Nineteen delegates from the Taiwan Assessment and Evaluation Association visited Stony Brook on July 15 to learn how the Teaching, Learning + Technology (TLT) department and its Faculty Center work to enhance faculty teaching and student learning on campus. The theme of the delegation’s trip to the United States was “U.S. Higher Education Teaching and Learning.” Stony Brook was one of several stops the delegation made as it also met with representatives from Columbia, Harvard, MIT, Northeastern, and The New York Times.
“The name Stony Brook is well known in Taiwan,” said Mary Hsu, project manager for international affairs with the Taiwan Assessment and Evaluation Association. “It’s famous because of Dr. Yang, Nobel Laureate in Physics. When we were doing our research into which colleges and universities we wanted to visit, we got a sense of commitment from what we read on the Stony Brook Web pages. There is a commitment to enhancing teaching and learning here.”
Hsu helped coordinate the visit with Patricia Aceves, director of Stony Brook’s Faculty Center. Aceves arranged to hold a meeting at the Confucius Institute on the third floor of the Charles B. Wang Center and invited 16 Stony Brook faculty, staff, and administrators to sit across from their Taiwanese counterparts to encourage dialogue.
Welcome remarks were made by William Arens, Dean of Stony Brook’s International Academic Programs.
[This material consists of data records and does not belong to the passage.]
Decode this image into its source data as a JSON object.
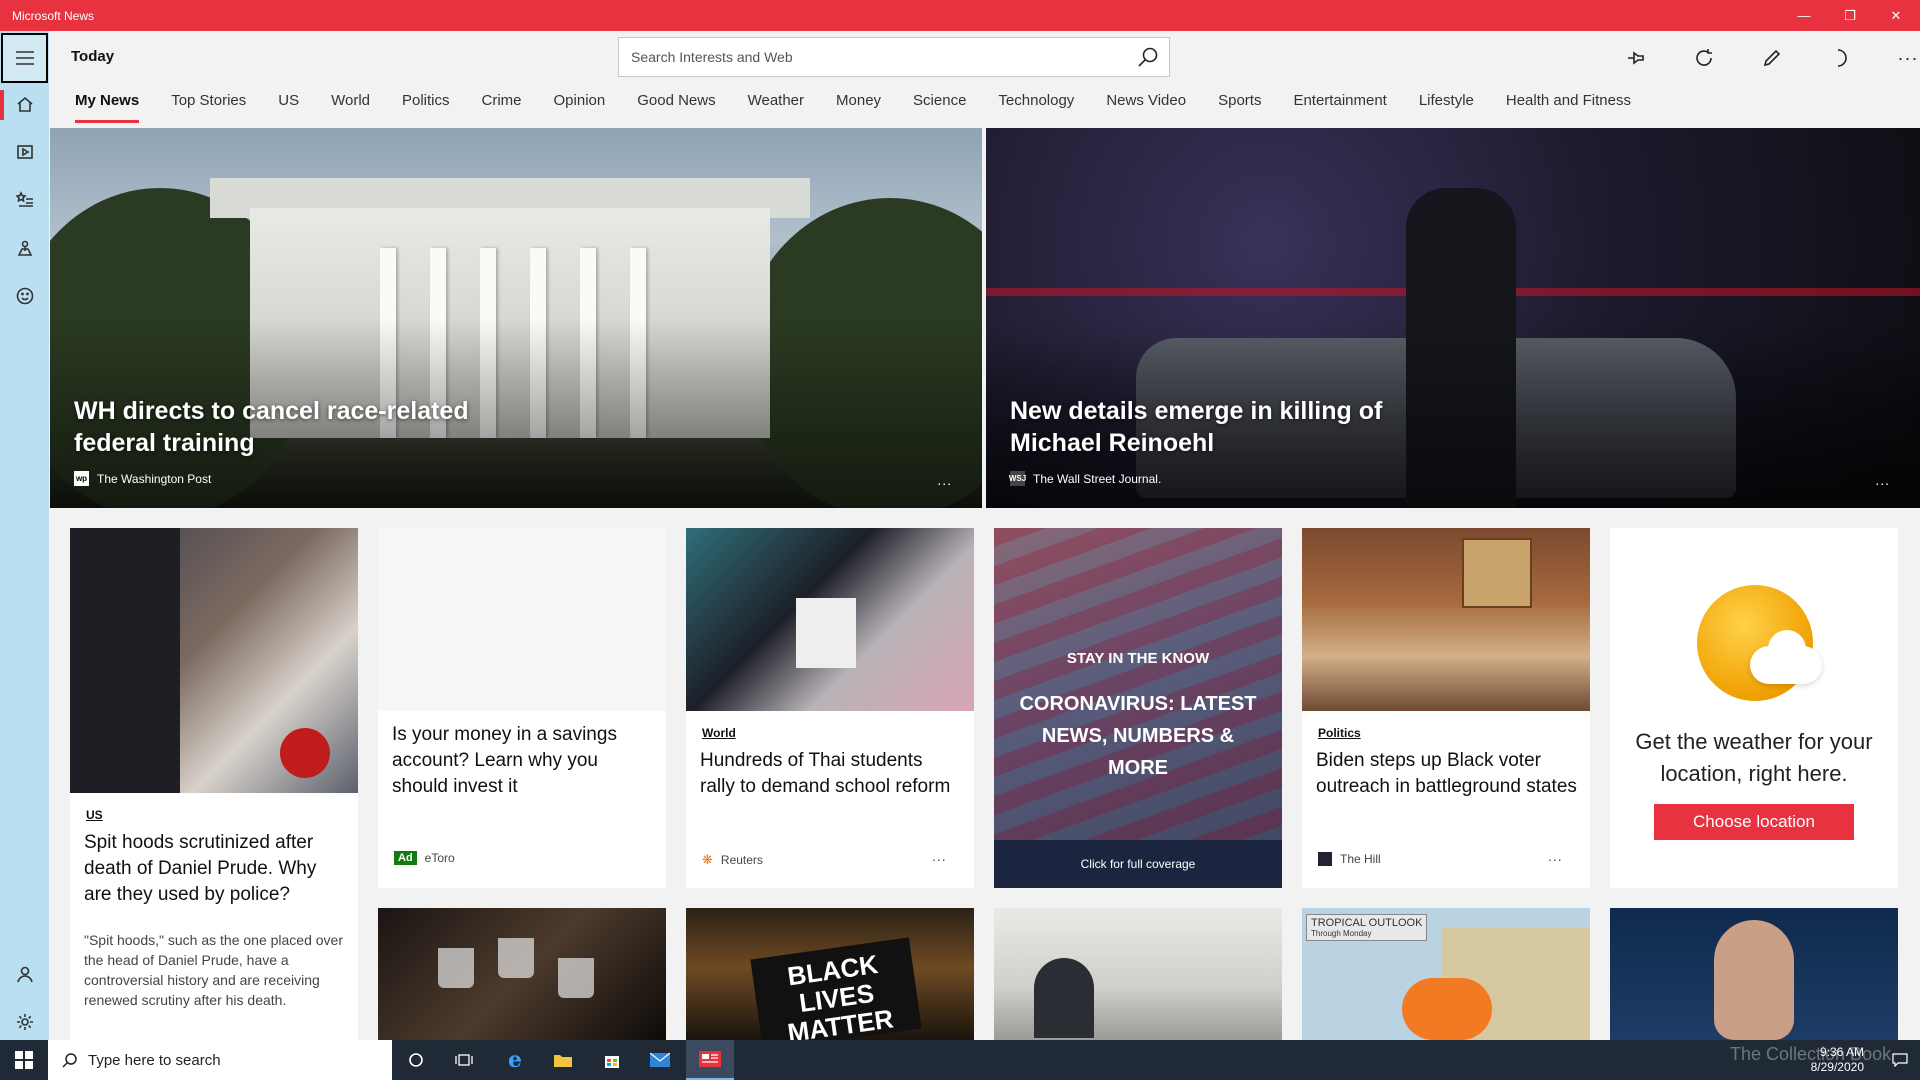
{
  "window": {
    "title": "Microsoft News"
  },
  "header": {
    "page_title": "Today",
    "search_placeholder": "Search Interests and Web"
  },
  "tabs": [
    {
      "label": "My News",
      "active": true
    },
    {
      "label": "Top Stories"
    },
    {
      "label": "US"
    },
    {
      "label": "World"
    },
    {
      "label": "Politics"
    },
    {
      "label": "Crime"
    },
    {
      "label": "Opinion"
    },
    {
      "label": "Good News"
    },
    {
      "label": "Weather"
    },
    {
      "label": "Money"
    },
    {
      "label": "Science"
    },
    {
      "label": "Technology"
    },
    {
      "label": "News Video"
    },
    {
      "label": "Sports"
    },
    {
      "label": "Entertainment"
    },
    {
      "label": "Lifestyle"
    },
    {
      "label": "Health and Fitness"
    }
  ],
  "heroes": [
    {
      "title": "WH directs to cancel race-related federal training",
      "source": "The Washington Post",
      "source_logo": "wp",
      "more": "..."
    },
    {
      "title": "New details emerge in killing of Michael Reinoehl",
      "source": "The Wall Street Journal.",
      "source_logo": "WSJ",
      "more": "..."
    }
  ],
  "cards": {
    "us": {
      "category": "US",
      "headline": "Spit hoods scrutinized after death of Daniel Prude. Why are they used by police?",
      "summary": "\"Spit hoods,\" such as the one placed over the head of Daniel Prude, have a controversial history and are receiving renewed scrutiny after his death."
    },
    "ad": {
      "headline": "Is your money in a savings account? Learn why you should invest it",
      "badge": "Ad",
      "source": "eToro"
    },
    "world": {
      "category": "World",
      "headline": "Hundreds of Thai students rally to demand school reform",
      "source": "Reuters",
      "more": "..."
    },
    "corona": {
      "kicker": "STAY IN THE KNOW",
      "title": "CORONAVIRUS: LATEST NEWS, NUMBERS & MORE",
      "footer": "Click for full coverage"
    },
    "politics": {
      "category": "Politics",
      "headline": "Biden steps up Black voter outreach in battleground states",
      "source": "The Hill",
      "more": "..."
    },
    "weather": {
      "text": "Get the weather for your location, right here.",
      "button": "Choose location"
    },
    "blm_sign": "BLACK LIVES MATTER",
    "tropical": {
      "label": "TROPICAL OUTLOOK",
      "sub": "Through Monday"
    }
  },
  "taskbar": {
    "search_placeholder": "Type here to search",
    "time": "9:36 AM",
    "date": "8/29/2020",
    "watermark": "The Collection Book"
  },
  "colors": {
    "accent": "#e8323f",
    "rail": "#b9dff0",
    "taskbar": "#1f2a36"
  }
}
The floor was handed over to Chief Information Officer Rich Reeder, who gave an overview of the Division of Information Technology and the history of how TLT came into existence. Samuel Chang, who has served as president of three private universities in Taiwan and now sits on the board of directors of the Taiwan Assessment and Evaluation Association, then introduced each member of his delegation and thanked the Stony Brook attendees for agreeing to host them. Stony Brook’s Mark Aronoff, Associate Provost for Undergraduate Education, offered his insights into assessment and accreditation.
“Running a university is like herding cats,” said Aronoff. “Professors have a lot of autonomy. How do we get people to do assessment in this type of climate? What we have to do is get faculty to understand that assessment is for their benefit and will help them. Within the last year or so, we’ve come together with TLT to really sell assessment to the faculty. We are making progress, which is good because our university is accredited by the Middle States Association of Colleges and Schools and our next one is in four to five years. Three ways to make progress are to continually emphasize this is a cooperative enterprise, to understand that it calls for lots of synergy to work with different parts of the University, and it requires trust.”
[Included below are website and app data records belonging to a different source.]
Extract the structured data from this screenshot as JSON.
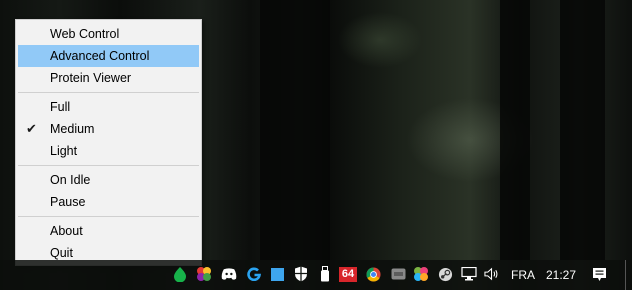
{
  "menu": {
    "items": [
      {
        "label": "Web Control"
      },
      {
        "label": "Advanced Control"
      },
      {
        "label": "Protein Viewer"
      },
      {
        "label": "Full"
      },
      {
        "label": "Medium"
      },
      {
        "label": "Light"
      },
      {
        "label": "On Idle"
      },
      {
        "label": "Pause"
      },
      {
        "label": "About"
      },
      {
        "label": "Quit"
      }
    ],
    "checked_item": "Medium",
    "highlighted_item": "Advanced Control"
  },
  "tray": {
    "badge_number": "64",
    "language": "FRA",
    "clock": "21:27",
    "icons": [
      "folding-at-home-icon",
      "color-flower-icon",
      "discord-icon",
      "logitech-g-icon",
      "blue-square-icon",
      "windows-security-shield-icon",
      "usb-drive-icon",
      "aida64-icon",
      "chrome-icon",
      "gray-app-icon",
      "color-flower-icon",
      "steam-icon",
      "network-icon",
      "volume-icon",
      "notification-icon"
    ]
  },
  "colors": {
    "menu_background": "#f2f2f2",
    "highlight": "#91c9f7",
    "taskbar": "#0c0e0c"
  }
}
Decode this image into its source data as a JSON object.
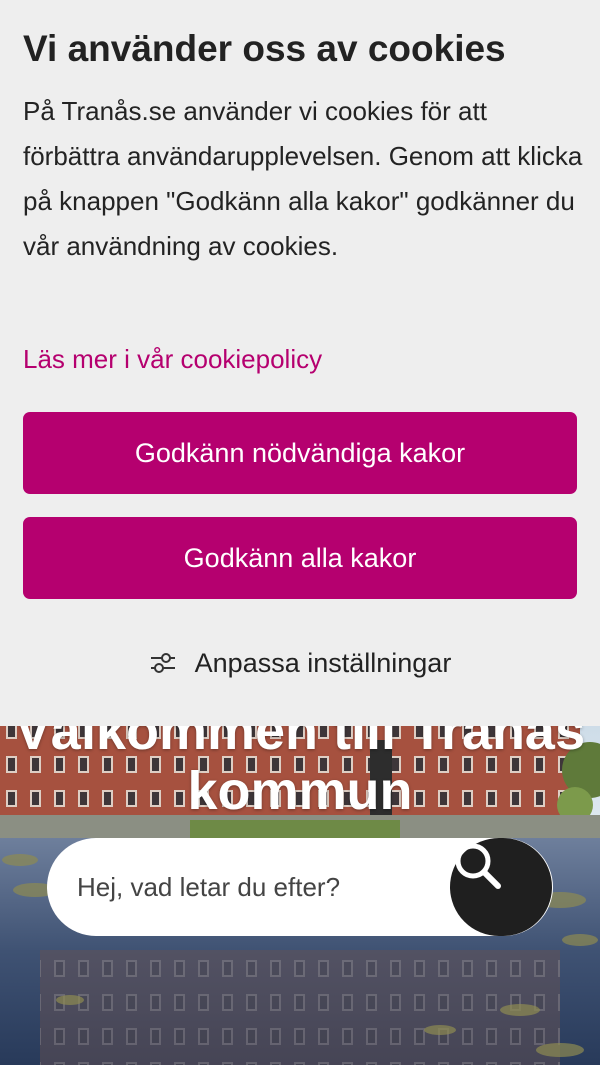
{
  "cookie_banner": {
    "title": "Vi använder oss av cookies",
    "body": "På Tranås.se använder vi cookies för att förbättra användarupplevelsen. Genom att klicka på knappen \"Godkänn alla kakor\" godkänner du vår användning av cookies.",
    "policy_link": "Läs mer i vår cookiepolicy",
    "accept_necessary_label": "Godkänn nödvändiga kakor",
    "accept_all_label": "Godkänn alla kakor",
    "customize_label": "Anpassa inställningar",
    "customize_icon": "sliders-icon"
  },
  "hero": {
    "title_line1": "Välkommen till Tranås",
    "title_line2": "kommun"
  },
  "search": {
    "placeholder": "Hej, vad letar du efter?",
    "button_icon": "search-icon"
  },
  "colors": {
    "accent": "#b5006f",
    "panel_background": "#eeeeee",
    "search_button": "#1f1f1f"
  }
}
Aceves handled the rest of the Stony Brook introductions which included Manny London, Associate Dean from the College of Business; Lori Escallier, Associate Dean, Administration and Community Affairs from the School of Nursing; Marie Marino, Associate Dean, Academics from the School of Nursing; Imin Kao, Associate Dean from the College of Engineering and Applied Sciences; Lee Miller, Associate Dean from the College of Arts and Sciences; Petar Djuric, Professor, Electrical Engineering and Chair of the University Assessment Committee; Maurice Kernan, Professor, Neurobiology and Behavior; Gene Hammond, Director of the Writing and Rhetoric Program; Prosper Sanou, Professor, French Language and Literature; Ying Xiong, Assessment Specialist in TLT; Nancy Wozniak, Learning Architect in TLT and Gary Van Sise, Director of Educational Technologies in TLT.
Aceves and Wozniak gave a brief presentation about the value of using e-portfolio as a way to spark deeper learning through student reflection and intrinsic motivation. It is an initiative they are working hard to bring to the Stony Brook campus as it has proven to be another beneficial tool for colleges and universities to utilize during the accreditation process. Evidence of student learning can easily be recorded through the use of e-portfolios. Aceves and Wozniak were pleased to learn that members of the Taiwanese delegation, most of whom are educators from a wide range of disciplines, are already using e-portfolio as part of their teaching.
The afternoon wrapped up with a networking session, an exchange of gifts, and a tour of the campus.
“Our guests expressed much appreciation to our wonderful Stony Brook community who helped welcome them on their visit,” said Aceves.